Grube resigns as Gaines town supervisor due to demands with full-time job

By Tom Rivers, Editor Posted 15 August 2020 at 10:51 am

Joe Grube takes the oath of office on Jan. 2, 2018, when he started as Gaines town supervisor.

GAINES – Joe Grube has resigned as Gaines town supervisor after almost three years as the town’s top elected official.

Grube submitted his resignation at the end of the Gaines Town Board meeting on Monday. He was promoted in February as Northeast regional manager for 911 solutions for Motorola. That job keeps him very busy.

“My new duties just don’t leave me enough time to do justice as town supervisor,” Grube said this morning. “I’m the type of person if I can’t put in a hundred percent I don’t want to do it.”

Tyler Allport, a town councilman, was appointed by the board to step in a town supervisor. The position will be up for election in November 2021. Allport works as the Hazard Insurance Manager at KeyBank.

Allport vacated councilman’s position was filled by Kenny Rush, who works on a farm with his father, Gregg Rush.

Grube was first elected town supervisor in November 2017, defeating Carol Culhane, for a two-year position. He didn’t face opposition when he was re-elected last November.

Grube said the town was able to update its zoning in his tenure and was able to bring back its Plannign Board. The Planning Board had been abolished with its duties shifted to the Zoning Board of Appeals. Now the town has a ZBA and Planning Board like most other municipalities.

The Grube-led Town Board formed a Zoning Advisory Committee to review the zoning. That committee worked with LaBella Associates on the project.

The new zoning regulations and map include an expanded commercial district on Route 104, from the Cobblestone Museum going east to Brown Road. That allows for more options for development on Ridge Road that aren’t in a historic district.

The town also eliminated a commercial zoning district in the Eagle Harbor hamlet, while keeping the commercial district at the 5 Corners and expanding the district at the routes 279 and 104 intersection.

The project updated a comprehensive plan for land use, that Grube said was originally adopted in 1983.

The revisions include more detail on development in the commercial districts, especially with signage, and includes samples in the zoning code for signs that fit the historic district.

Other highlights include:

  • Established regulations for R-1 Residential District and Planned Development District as floating zones.
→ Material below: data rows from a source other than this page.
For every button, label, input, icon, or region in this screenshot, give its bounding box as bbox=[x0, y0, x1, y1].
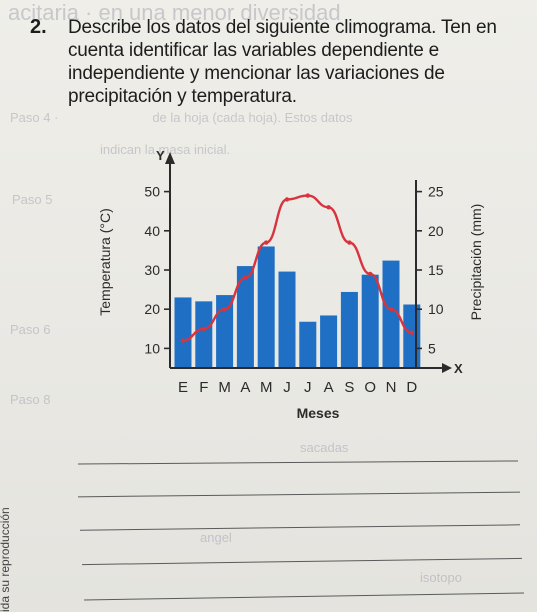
temperature-line bbox=[182, 194, 413, 342]
question-text: Describe los datos del siguiente climogr… bbox=[68, 17, 497, 107]
precipitation-bar bbox=[340, 291, 358, 368]
temperature-point bbox=[264, 240, 269, 245]
show-through-text: angel bbox=[200, 530, 232, 545]
right-tick-label: 15 bbox=[428, 262, 444, 278]
show-through-text: acitaria · en una menor diversidad bbox=[8, 0, 341, 25]
x-axis-label: Meses bbox=[297, 405, 340, 421]
left-axis-label: Temperatura (°C) bbox=[97, 208, 113, 316]
precipitation-bar bbox=[382, 260, 400, 368]
right-tick-label: 25 bbox=[428, 184, 444, 200]
right-axis-label: Precipitación (mm) bbox=[468, 204, 484, 321]
y-axis-arrow bbox=[165, 152, 175, 164]
precipitation-bar bbox=[361, 274, 379, 368]
left-tick-label: 40 bbox=[144, 223, 160, 239]
show-through-text: sacadas bbox=[300, 440, 349, 455]
question-number: 2. bbox=[30, 16, 47, 38]
month-tick-label: D bbox=[406, 379, 417, 396]
temperature-point bbox=[368, 271, 373, 277]
left-tick-label: 50 bbox=[144, 184, 160, 200]
precipitation-bar bbox=[278, 271, 296, 368]
right-tick-label: 20 bbox=[428, 223, 444, 239]
show-through-text: Paso 4 · de la hoja (cada hoja). Estos d… bbox=[10, 110, 353, 125]
precipitation-bar bbox=[174, 297, 192, 368]
temperature-point bbox=[326, 205, 331, 210]
right-tick-label: 5 bbox=[428, 340, 436, 356]
temperature-point bbox=[243, 275, 248, 281]
month-tick-label: M bbox=[260, 379, 273, 396]
temperature-point bbox=[180, 338, 186, 343]
side-margin-text: ida su reproducción bbox=[0, 507, 12, 612]
show-through-text: indican la masa inicial. bbox=[100, 142, 231, 157]
month-tick-label: F bbox=[199, 379, 208, 396]
month-tick-label: E bbox=[178, 379, 188, 396]
month-tick-label: A bbox=[324, 379, 334, 396]
left-tick-label: 10 bbox=[144, 340, 160, 356]
temperature-point bbox=[347, 240, 352, 245]
precipitation-bar bbox=[257, 246, 275, 368]
precipitation-bar bbox=[403, 304, 421, 368]
month-tick-label: S bbox=[344, 379, 354, 396]
month-tick-label: M bbox=[218, 379, 231, 396]
temperature-point bbox=[409, 330, 414, 335]
precipitation-bar bbox=[236, 266, 254, 368]
x-axis-arrow bbox=[442, 363, 452, 373]
x-axis-name: X bbox=[454, 361, 463, 376]
y-axis-name: Y bbox=[156, 148, 165, 163]
month-tick-label: J bbox=[304, 379, 312, 396]
month-tick-label: A bbox=[240, 379, 250, 396]
precipitation-bar bbox=[195, 301, 213, 368]
precipitation-bar bbox=[320, 315, 338, 368]
precipitation-bar bbox=[216, 295, 234, 368]
temperature-point bbox=[305, 193, 310, 198]
show-through-text: Paso 8 bbox=[10, 392, 51, 407]
temperature-point bbox=[222, 307, 227, 312]
month-tick-label: N bbox=[386, 379, 397, 396]
month-tick-label: J bbox=[283, 379, 291, 396]
month-tick-label: O bbox=[364, 379, 376, 396]
show-through-text: isotopo bbox=[420, 570, 462, 585]
temperature-point bbox=[284, 197, 290, 202]
temperature-point bbox=[201, 326, 206, 331]
right-tick-label: 10 bbox=[428, 301, 444, 317]
precipitation-bar bbox=[299, 321, 317, 368]
temperature-point bbox=[388, 307, 394, 312]
show-through-text: Paso 5 bbox=[12, 192, 53, 207]
show-through-text: Paso 6 bbox=[10, 322, 51, 337]
left-tick-label: 30 bbox=[144, 262, 160, 278]
left-tick-label: 20 bbox=[144, 301, 160, 317]
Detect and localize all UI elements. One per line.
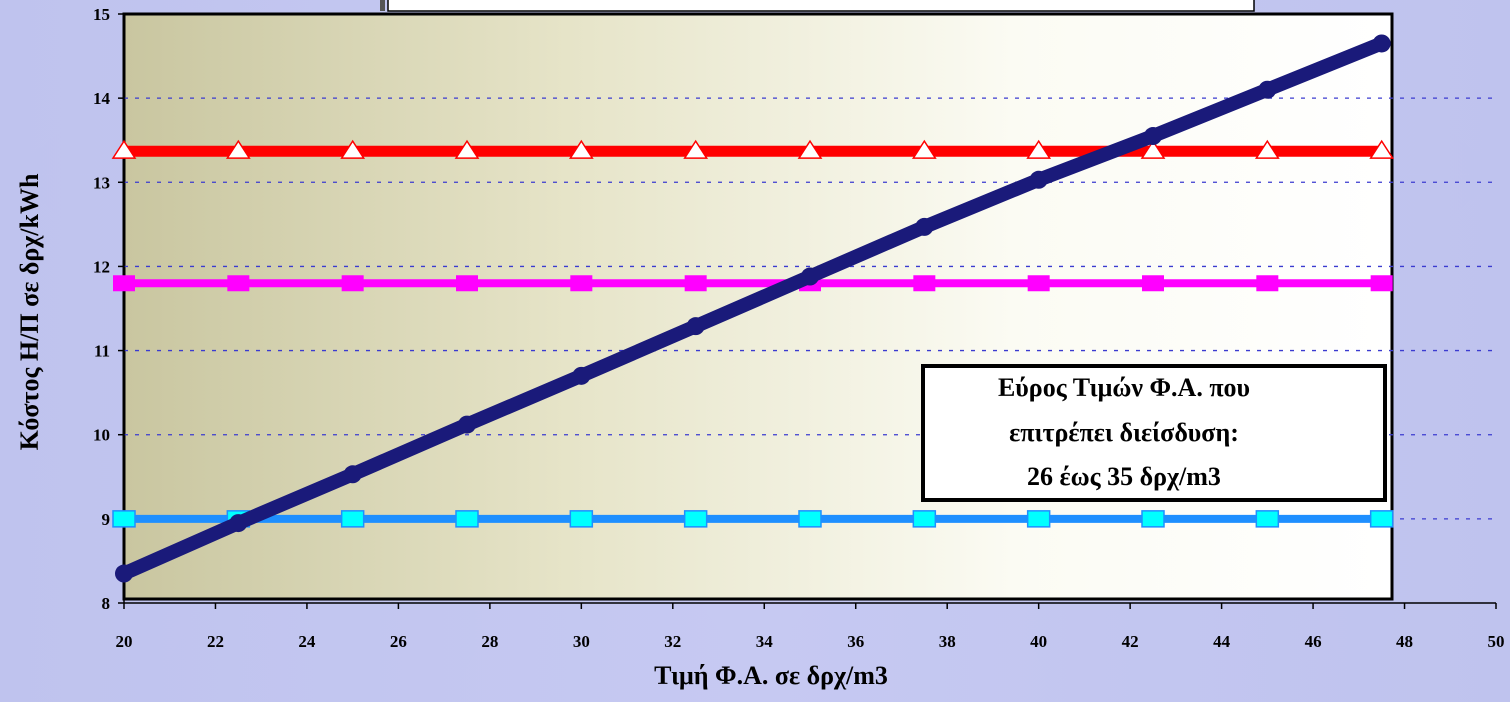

They are not specified on the zoning map, but can be added to rezoned land if the Town Board deems either district appropriate.
  • Established new regulations for the Commercial Historic District, including standards for building design, building placement, parking and landscaping, with a goal to prevent incompatible development with the historic district.
  • Added provisions for farm labor and agricultural packing and processing facilities.

“The end change is very good,” Grube said about the zoning regulations. “We solved issues with historic district. We have the Planning Board back. The Zoning Board of Appeals is fully functional with processes more in line with other towns.”